Discussion in 'Unit History' started by Seroster, Nov 2, 2018.

  1. Seroster

    Seroster Canadian researcher Patron

    Hi all,

    Looking for recommendations on sources which would give me a good account of actions by the 51st Highland Division in (1944 and) 1945. I find myself both hoping for both detail and breadth which are probably impossible.

    Since my interest stems from the actions of 61st A/Tk Reg't, and they supported of all the brigades of the division, an individual account or battalion history will probably only give me a small window into events... :(

    Here is maybe a spot to ask a related question. I combed through the medal citation reports to find those related to the use of Archers. I found more in the 61st Anti-Tank Regiment (in 51st Division) than any other. It seems to me there are a few different possibilities:
    - the Highlanders were fire-eaters!
    - the 51st or the 61st saw more action than other units
    - action using their Archers were luckily observed by more higher-ranking officers
    - the culture surrounding awarding medals was different

    Thoughts?
     
  2. stolpi

    stolpi Well-Known Member

    Salmond's History of the 51st HD? Latest edition:

    Salmond 51.jpg

    I'm in it! o_O
     
    Drew5233 and Seroster like this.
  3. Seroster

    Seroster Canadian researcher Patron

    Thanks, Stolpi!

    Too bad this is a hobby and not a job or I could write off a book purchase like this as a business expense :D
     
  4. stolpi

    stolpi Well-Known Member

    Last edited: Nov 2, 2018
  5. Seroster

    Seroster Canadian researcher Patron

    No, it's not that expenive! And I'm interested enough to order a copy :)
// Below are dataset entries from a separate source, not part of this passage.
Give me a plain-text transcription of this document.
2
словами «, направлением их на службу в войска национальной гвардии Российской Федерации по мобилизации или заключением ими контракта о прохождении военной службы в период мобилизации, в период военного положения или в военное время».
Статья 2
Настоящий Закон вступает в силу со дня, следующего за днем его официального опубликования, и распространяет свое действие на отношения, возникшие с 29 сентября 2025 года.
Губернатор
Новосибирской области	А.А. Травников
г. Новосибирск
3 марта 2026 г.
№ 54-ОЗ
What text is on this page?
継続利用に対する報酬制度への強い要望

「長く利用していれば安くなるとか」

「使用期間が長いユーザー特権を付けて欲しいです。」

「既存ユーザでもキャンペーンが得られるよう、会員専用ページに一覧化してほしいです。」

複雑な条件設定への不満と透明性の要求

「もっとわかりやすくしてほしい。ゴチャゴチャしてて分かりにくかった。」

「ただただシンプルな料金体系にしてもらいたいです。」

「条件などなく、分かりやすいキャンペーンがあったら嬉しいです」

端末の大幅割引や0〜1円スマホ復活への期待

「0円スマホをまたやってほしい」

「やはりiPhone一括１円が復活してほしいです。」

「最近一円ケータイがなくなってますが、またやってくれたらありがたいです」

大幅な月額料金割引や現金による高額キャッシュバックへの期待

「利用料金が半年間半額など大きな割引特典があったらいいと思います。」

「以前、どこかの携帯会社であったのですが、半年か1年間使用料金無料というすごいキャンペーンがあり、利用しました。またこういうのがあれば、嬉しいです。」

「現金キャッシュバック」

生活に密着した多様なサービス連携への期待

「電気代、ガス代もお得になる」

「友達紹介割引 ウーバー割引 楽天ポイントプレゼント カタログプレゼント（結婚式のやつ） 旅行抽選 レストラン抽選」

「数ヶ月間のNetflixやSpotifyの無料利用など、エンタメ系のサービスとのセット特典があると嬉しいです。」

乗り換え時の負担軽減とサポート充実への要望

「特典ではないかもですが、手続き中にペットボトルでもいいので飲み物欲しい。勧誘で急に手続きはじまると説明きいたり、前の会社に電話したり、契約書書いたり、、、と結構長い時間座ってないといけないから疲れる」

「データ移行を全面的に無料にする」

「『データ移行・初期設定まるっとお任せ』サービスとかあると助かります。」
    I think you're right about Bremen in April.
     
  6. stolpi

    stolpi Well-Known Member

    re your question about the accomplishments of the 17 pounder SP's - I also thought they feature more than average in the citation reports, not only the 61st A/T Regt but also those of other units, maybe they got a bit more attention because they were a relative newcomer to the frontline - and these ugly 'backward' ducks, to everyone's astonishment, proved to be succesful?

    See for some examples:

    Jan 1945 Ardennes: Ardennes 1945, 51st Highland Div

    Feb 1945 - Goch-Calcar Road : VERITABLE 1945: the Canadian finale (Moyland Wood & Goch-Calcar road)

    March 1945 - Bienen: RHINE CROSSING 1945: The Rees bridgehead (30 Corps in operation 'Turnscrew')

    March 1945 - Emmerich: RHINE CROSSING 1945: The Rees bridgehead (30 Corps in operation 'Turnscrew')
     
    Last edited: Nov 2, 2018
  7. Seroster

    Seroster Canadian researcher Patron

    You have turned up a LOT of the citations I have :)

    Currently I have:
    20th Anti Tank - 2 (also a periodic MC and periodic DSO for officers for leadership)
    54th Anti Tank - 1
    (55th AT - 1 periodic DSO for leadership)
    59th - 1 (periodical MM but honestly I'm surprised it wasn't immediate - took Archer into open country to destroy Panther)
    61st - 6
    71st - 1 (periodical MC, but involving action with Valentines and Archers on April 10)
    2nd Canadian - 1
    3rd Canadian - 2

    I guess I could look at the number of months each unit was committed to the front and involved in attacks as opposed to defending quieter areas of the line.

    And sometimes I think there just weren't German tanks to shoot!